At least a handful of conservative holdouts still maintained their opposition as of Wednesday night, which would be enough to sink a revised bill unless GOP leaders are able to change some minds in the next few days. Speaker Kevin McCarthy, R-Calif., is expected to keep the chamber in session on Saturday if necessary. Even if GOP leaders’ new effort is successful, however, it was starting to look more like a bid to reopen the government after a brief shutdown, given the deadline is 10 days away and the Senate is likely to ping-pong a much different bill back to the House. The arrangement slowly emerging from a closed-door House GOP Conference meeting would revise the initial leadership-backed, 31-day stopgap funding bill to reduce the overall annualized funding rate by $119 billion to the $1.471 trillion figure conservatives want. The measure would preserve the restrictive border policies in line with much of a separate House-passed bill earlier this year, while adding a new fiscal commission to tackle long-term debt challenges. The latter was a key ask of Rep. Victoria Spartz, R-Ind., who’s been highly critical of McCarthy, and was expected to swing her in favor.

John Cassidy of The New Yorker says that Republicans posing as friends of union workers is laughable.

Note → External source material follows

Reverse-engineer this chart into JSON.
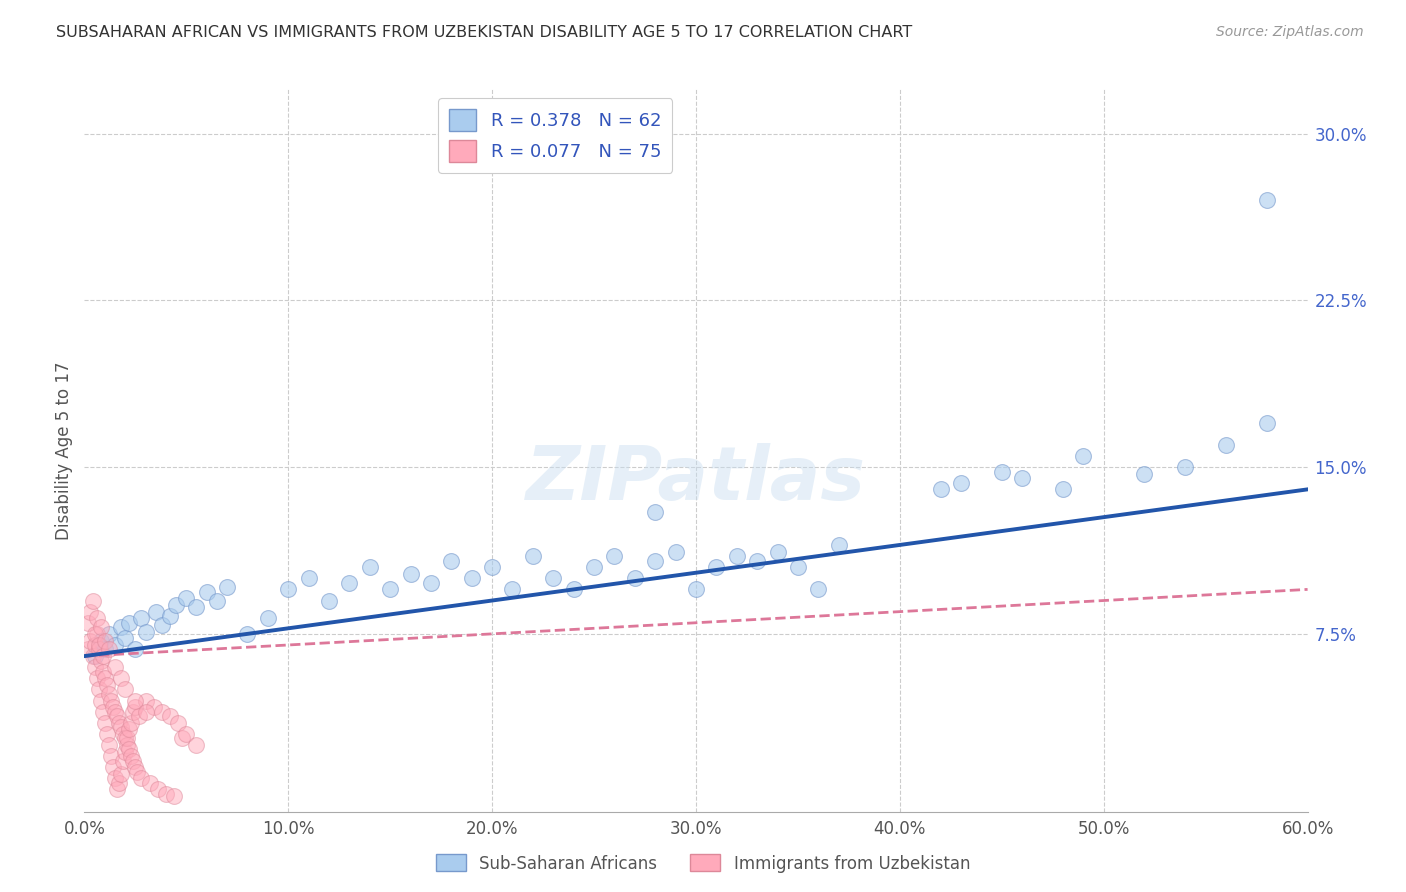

Politics is politics, but the sight of senior Republicans posing as the true friends of the union workers is so outlandish as to be almost comical. From Trump on down, the G.O.P. has spent decades siding with employers and seeking to frustrate union efforts to organize workplaces and raise wages. Even as it has sought to rebrand itself as a workers’ party, the G.O.P.’s actions have made a mockery of this claim. Start with Trump. After taking power in 2017, he restored the Republican majority on the five-person National Labor Relations Board, the agency that was established during the New Deal to support workers’ rights to organize and bargain collectively. Trump appointed a former House Republican staffer, Marvin Kaplan, as chair of the N.L.R.B. Under G.O.P. leadership, the agency quickly moved to reverse several pro-labor rulings that it had issued during the Obama Administration, including one that made it easier for workers at fast-food franchises to organize. This pro-employer slant continued throughout Trump’s term. In December, 2019, the agency issued two rulings that introduced new restrictions on unionization votes and made it easier for firms to classify workers as independent contractors, thus depriving them of union wage scales and benefits. Contrast this record with the actions of the N.L.R.B. under Biden, who appointed two former union lawyers to its board and another former union lawyer, Jennifer Abruzzo, as its general counsel. In the past couple of years, the agency has abrogated many of its Trump-era rulings, including the ones related to voting procedures and independent contractors. Last month, the N.L.R.B. ruled that if a company engages in intimidatory behavior during a unionization election, such as firing union organizers, the agency will order the company to recognize the union and bargain collectively. In another ruling, the N.L.R.B. set out new rules for unionization votes, which require votes to be held promptly and restrict efforts by employers to delay them, which are very common occurrences.